– Stan wojenny na anektowanych terenach jest sygnałem Putina dla Zachodu – mówi w wywiadzie dla DW Joachim Krause, ekspert ds. bezpieczeństwa z Uniwersytetu w Kilonii.
Prezydent Rosji Władimir Putin wprowadził stan wojenny w anektowanych przez Federację Rosyjską obwodach Ukrainy: donieckim, ługańskim, zaporoskim i chersońskim. DW rozmawiała z Joachimem Krause, dyrektorem Instytutu Polityki Bezpieczeństwa na Uniwersytecie w Kilonii, o tym, co to oznacza dla sytuacji na froncie i dla ludzi na tamtych obszarach. I czy w następnym kroku możliwa jest eskalacja nuklearna ze strony Rosji.
DW: Panie Krause, jak wprowadzenie stanu wojennego wpływa na to, co dzieje się na froncie?
– Joachim Krause: W tej chwili nie widzę, żeby cokolwiek się zmieniło.
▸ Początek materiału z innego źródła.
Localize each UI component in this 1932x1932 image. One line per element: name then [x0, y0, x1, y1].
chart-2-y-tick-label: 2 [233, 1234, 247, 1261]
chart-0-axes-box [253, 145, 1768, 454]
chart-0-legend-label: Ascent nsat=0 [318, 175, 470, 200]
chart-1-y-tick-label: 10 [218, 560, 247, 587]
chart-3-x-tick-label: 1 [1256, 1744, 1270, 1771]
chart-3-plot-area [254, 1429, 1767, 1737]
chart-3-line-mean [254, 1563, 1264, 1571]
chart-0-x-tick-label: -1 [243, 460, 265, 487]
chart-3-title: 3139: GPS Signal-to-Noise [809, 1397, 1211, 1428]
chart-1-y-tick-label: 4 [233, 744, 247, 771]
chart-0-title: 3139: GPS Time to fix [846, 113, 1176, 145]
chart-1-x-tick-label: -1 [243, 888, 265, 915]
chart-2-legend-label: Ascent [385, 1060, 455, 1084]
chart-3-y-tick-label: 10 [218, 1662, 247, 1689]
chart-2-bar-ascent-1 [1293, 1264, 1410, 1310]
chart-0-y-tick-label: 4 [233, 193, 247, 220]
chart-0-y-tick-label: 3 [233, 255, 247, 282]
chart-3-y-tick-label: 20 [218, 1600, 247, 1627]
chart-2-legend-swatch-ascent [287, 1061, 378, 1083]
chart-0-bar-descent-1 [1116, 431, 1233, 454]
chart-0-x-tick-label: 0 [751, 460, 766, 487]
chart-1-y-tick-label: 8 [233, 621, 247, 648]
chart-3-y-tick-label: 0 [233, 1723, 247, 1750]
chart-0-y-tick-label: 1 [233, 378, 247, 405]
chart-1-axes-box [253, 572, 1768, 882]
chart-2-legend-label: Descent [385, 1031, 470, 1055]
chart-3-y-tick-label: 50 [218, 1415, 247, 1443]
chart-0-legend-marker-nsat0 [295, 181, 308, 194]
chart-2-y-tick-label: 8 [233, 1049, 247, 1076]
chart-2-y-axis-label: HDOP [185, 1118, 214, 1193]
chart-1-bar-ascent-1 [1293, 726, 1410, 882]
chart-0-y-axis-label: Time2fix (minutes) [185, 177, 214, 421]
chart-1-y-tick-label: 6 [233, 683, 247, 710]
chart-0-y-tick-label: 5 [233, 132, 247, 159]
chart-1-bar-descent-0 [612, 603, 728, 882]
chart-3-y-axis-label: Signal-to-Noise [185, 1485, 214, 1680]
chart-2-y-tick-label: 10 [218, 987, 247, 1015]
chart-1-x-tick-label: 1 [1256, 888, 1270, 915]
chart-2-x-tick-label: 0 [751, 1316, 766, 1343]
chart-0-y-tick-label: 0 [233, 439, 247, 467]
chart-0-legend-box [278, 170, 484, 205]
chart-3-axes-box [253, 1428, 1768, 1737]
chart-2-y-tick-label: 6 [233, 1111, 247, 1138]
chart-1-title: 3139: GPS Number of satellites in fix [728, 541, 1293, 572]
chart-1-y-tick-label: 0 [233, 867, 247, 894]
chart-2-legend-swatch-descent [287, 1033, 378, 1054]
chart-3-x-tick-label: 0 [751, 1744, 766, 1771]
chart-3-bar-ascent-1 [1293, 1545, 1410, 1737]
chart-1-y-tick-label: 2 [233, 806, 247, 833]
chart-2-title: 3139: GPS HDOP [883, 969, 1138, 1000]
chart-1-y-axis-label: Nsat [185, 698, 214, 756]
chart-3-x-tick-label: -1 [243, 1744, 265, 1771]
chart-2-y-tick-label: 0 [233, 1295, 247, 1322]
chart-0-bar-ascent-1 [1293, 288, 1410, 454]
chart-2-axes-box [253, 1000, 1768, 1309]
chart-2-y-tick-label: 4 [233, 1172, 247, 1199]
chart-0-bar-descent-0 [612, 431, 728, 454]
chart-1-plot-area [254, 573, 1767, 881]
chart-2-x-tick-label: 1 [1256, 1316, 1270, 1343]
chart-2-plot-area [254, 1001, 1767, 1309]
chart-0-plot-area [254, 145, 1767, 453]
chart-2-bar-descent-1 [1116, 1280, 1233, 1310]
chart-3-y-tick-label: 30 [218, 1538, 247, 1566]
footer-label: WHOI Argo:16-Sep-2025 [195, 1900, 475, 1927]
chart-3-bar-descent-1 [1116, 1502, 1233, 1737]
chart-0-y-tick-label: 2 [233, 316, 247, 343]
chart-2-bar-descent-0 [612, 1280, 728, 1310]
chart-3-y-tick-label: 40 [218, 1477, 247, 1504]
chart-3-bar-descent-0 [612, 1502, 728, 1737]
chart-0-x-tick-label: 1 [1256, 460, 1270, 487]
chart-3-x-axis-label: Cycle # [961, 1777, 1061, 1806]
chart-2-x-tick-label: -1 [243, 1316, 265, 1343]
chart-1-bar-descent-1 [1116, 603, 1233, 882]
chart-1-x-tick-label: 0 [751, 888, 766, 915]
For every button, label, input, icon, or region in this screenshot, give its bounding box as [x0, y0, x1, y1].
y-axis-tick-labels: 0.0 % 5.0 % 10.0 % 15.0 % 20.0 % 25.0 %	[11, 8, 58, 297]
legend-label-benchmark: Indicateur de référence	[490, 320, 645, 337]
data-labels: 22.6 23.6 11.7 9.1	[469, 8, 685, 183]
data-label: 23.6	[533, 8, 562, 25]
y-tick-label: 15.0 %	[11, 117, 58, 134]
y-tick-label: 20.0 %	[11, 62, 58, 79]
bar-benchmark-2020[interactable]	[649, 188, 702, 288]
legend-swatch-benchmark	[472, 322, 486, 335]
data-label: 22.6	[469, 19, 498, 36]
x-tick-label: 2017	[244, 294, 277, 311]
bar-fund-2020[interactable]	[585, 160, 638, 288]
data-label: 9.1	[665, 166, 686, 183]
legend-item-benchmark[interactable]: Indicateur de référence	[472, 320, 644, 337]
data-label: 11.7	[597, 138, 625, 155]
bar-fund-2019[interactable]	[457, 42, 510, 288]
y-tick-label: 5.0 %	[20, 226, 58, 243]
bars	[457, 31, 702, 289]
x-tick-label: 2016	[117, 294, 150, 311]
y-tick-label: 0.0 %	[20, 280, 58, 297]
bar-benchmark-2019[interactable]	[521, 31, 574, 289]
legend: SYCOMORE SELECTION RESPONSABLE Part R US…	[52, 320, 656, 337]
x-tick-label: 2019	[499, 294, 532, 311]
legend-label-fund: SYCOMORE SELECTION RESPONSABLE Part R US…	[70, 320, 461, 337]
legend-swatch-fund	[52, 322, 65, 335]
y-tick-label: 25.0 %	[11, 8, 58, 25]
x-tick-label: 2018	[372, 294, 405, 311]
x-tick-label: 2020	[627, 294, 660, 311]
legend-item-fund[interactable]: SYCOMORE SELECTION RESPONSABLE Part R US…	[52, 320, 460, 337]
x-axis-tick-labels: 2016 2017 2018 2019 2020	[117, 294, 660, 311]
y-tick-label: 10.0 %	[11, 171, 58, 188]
Stan wojenny lub stan wyjątkowy oznacza po prostu, że władze mogą robić, co chcą, a przede wszystkim, że administracja wojskowa może przejąć zarządzanie tymi obszarami. W praktyce oznacza to stan bezprawia, co zresztą w tych obszarach jest praktyką od dawna. Obawiam się, że Rosjanie spróbują teraz – tak, jak to robili w strefie działań wojennych – deportować pozostałą ludność do Rosji. Duża część tamtych terenów w ogóle nie znajduje się pod zarządem administracji rosyjskiej. Nie wiadomo też, jak długo obszary te pozostaną pod okupacją rosyjską. W Chersoniu tamtejsza administracja wojskowa chce teraz ewakuować ludność cywilną, zapewne wbrew jej woli. Obawiam się, że to jest prawdziwy motyw tych działań.